Details of exactly how the pigs were edited are published in a new report published in The CRISPR Journal titled, “Generation of a Commercial-Scale Founder Population of Porcine Reproductive and Respiratory Syndrome Virus Resistant Pigs Using CRISPR-Cas.”

The Genus team describes a scaled gene editing program that introduced “a single modified CD163 allele into four genetically diverse, elite porcine lines.” The work produced healthy pigs that “resisted PRRS virus infections as determined by macrophage and animal challenges.” Edited pigs showed “no signs of infection or viral replication in lung and lymph node tissue when challenged with PRRSV.” The Genus team believes this is potentially the first integration of CRISPR gene editing into a livestock breeding program and could completely eliminate a major infectious disease in swine.

“This is a milestone study illustrating the potential of CRISPR-based technologies for commercial livestock breeding,” said Rodolphe Barrangou, PhD, professor of food, bioprocessing, and nutrition sciences at North Carolina State University and editor-in-chief of The CRISPR Journal. “A commercially-relevant proof of concept that genome editing can be used to generate healthy PRRS-resistant pigs that are otherwise indistinguishable from the parent population sets the stage for deploying that approach for other diseases and traits of commercial interest.”

“They were able to generate in a couple of generations a founder population of breeding boars (10–15 per line) and gilts to serve as a gene edited nucleus herd for ultimate commercial pork production and sale using classical breeding,” said Alison Van Eenennaam, PhD, an extension specialist in animal genomics and biotechnology in the department of animal science at the University of California, Davis. “There are more sophisticated approaches to guarantee the edited allele is in a hom*ozygous state and absent off-target indels in all animals produced, e.g., using edited porcine embryonic stem cells, but at the end of the day the approach they used did the job.”

Genus works on improving the genetics of livestock to ensure healthy, robust pigs and cattle for agricultural production, Elena Rice, PhD, Genus’ CSO and head of research and development and a co-author on the paper told GEN. “Livestock have a lot of diseases, and there are several that [are] just really devastating for farmers,” Rice said. Until the recent emergence of African swine flu, PRRS infections topped that list.

Murky beginnings

Also known as blue-ear pig disease, the first PRRS cases in the United States were reported in 1987. While the exact origins of the virus are murky, its impact is all too clear. The disease is now found in pig production facilities around the world, accounting for the death of as much as 20% of livestock produced annually. Its impact is environmental, psychological, and personalnot to mention economically devastating for the swine industry. By some estimates, annual losses in the United States exceed $600 million.

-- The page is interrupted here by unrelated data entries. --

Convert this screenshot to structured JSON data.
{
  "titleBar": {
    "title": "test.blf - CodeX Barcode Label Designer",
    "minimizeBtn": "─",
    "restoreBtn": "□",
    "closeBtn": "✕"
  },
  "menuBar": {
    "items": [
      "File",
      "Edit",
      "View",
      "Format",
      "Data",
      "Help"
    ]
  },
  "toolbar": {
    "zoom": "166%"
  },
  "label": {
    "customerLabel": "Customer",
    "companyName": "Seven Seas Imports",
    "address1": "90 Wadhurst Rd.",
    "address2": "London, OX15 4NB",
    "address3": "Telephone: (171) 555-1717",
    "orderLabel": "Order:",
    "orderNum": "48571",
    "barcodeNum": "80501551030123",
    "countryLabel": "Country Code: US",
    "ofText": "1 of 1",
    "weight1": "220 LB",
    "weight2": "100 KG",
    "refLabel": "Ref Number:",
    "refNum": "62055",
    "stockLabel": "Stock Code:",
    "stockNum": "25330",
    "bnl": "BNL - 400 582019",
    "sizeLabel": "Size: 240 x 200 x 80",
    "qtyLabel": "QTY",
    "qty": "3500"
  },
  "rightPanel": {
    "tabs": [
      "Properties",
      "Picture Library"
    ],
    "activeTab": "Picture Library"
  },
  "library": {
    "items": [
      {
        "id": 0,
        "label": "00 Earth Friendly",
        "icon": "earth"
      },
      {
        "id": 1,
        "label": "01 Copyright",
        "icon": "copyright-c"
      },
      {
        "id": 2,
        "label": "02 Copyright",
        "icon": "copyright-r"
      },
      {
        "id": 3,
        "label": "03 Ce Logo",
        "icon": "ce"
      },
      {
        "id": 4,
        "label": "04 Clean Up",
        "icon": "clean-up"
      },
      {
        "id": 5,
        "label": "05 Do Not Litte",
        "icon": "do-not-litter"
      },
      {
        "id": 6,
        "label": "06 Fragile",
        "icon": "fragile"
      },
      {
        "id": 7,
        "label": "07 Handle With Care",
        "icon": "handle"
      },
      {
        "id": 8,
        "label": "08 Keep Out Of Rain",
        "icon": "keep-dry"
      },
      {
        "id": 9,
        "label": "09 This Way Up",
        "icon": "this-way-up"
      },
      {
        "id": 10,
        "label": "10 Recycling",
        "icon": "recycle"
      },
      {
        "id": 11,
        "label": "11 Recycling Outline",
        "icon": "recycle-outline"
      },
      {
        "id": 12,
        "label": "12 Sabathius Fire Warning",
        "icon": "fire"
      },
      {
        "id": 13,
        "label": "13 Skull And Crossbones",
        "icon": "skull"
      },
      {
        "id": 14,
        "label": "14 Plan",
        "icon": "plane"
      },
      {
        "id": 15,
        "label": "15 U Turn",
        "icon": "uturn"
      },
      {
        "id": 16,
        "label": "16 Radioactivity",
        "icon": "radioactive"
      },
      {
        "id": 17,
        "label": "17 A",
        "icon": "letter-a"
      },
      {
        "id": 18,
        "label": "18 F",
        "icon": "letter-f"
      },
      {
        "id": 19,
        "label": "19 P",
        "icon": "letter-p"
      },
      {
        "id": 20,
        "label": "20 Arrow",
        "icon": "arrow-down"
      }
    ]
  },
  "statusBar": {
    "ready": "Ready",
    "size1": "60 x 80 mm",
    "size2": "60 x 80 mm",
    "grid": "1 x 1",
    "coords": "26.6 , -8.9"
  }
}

Multiple vaccines have been developed to stop the spread of PRRS, but with limited effectiveness, according to Rice. As explained in the paper, the PRRS virus has “a high rate of mutation due to an error-prone viral RNA-dependent RNA polymerase and a significant rate of genetic recombination.”

Vaccines are typically administered when the pigs are already showing symptoms, but by then it is often too late to save them. Even if the pigs survive the infection, their immune systems are usually too weak to combat secondary infections like pneumonia that can develop. Just a few infected pigs are enough to decimate an entire herd. Attempts to breed PRRS-resistant pig populations have also not worked out well to date.

Alongside breeding efforts, scientists in academia have also studied the genetic basis for PRRS infections. It turns out that several genes are involved in viral infection, including CD163, which encodes the entry receptor for the virus. In pigs, this particular protein is expressed on the surface of macrophages and monocytes and mediates inflammation among other functions.

Genus’ work builds on the research into the role of CD163. “We had some evidence from university studies that we could edit a single host gene to confer resistance,” Brian Burger, PhD, senior research manager at Genus and first author on The CRISPR Journal paper, told GEN. “The challenge was: how do you go from that proof of concept work to a commercial breeding program?” It seemed like the ideal opportunity to bring CRISPR technology to bear on animal disease.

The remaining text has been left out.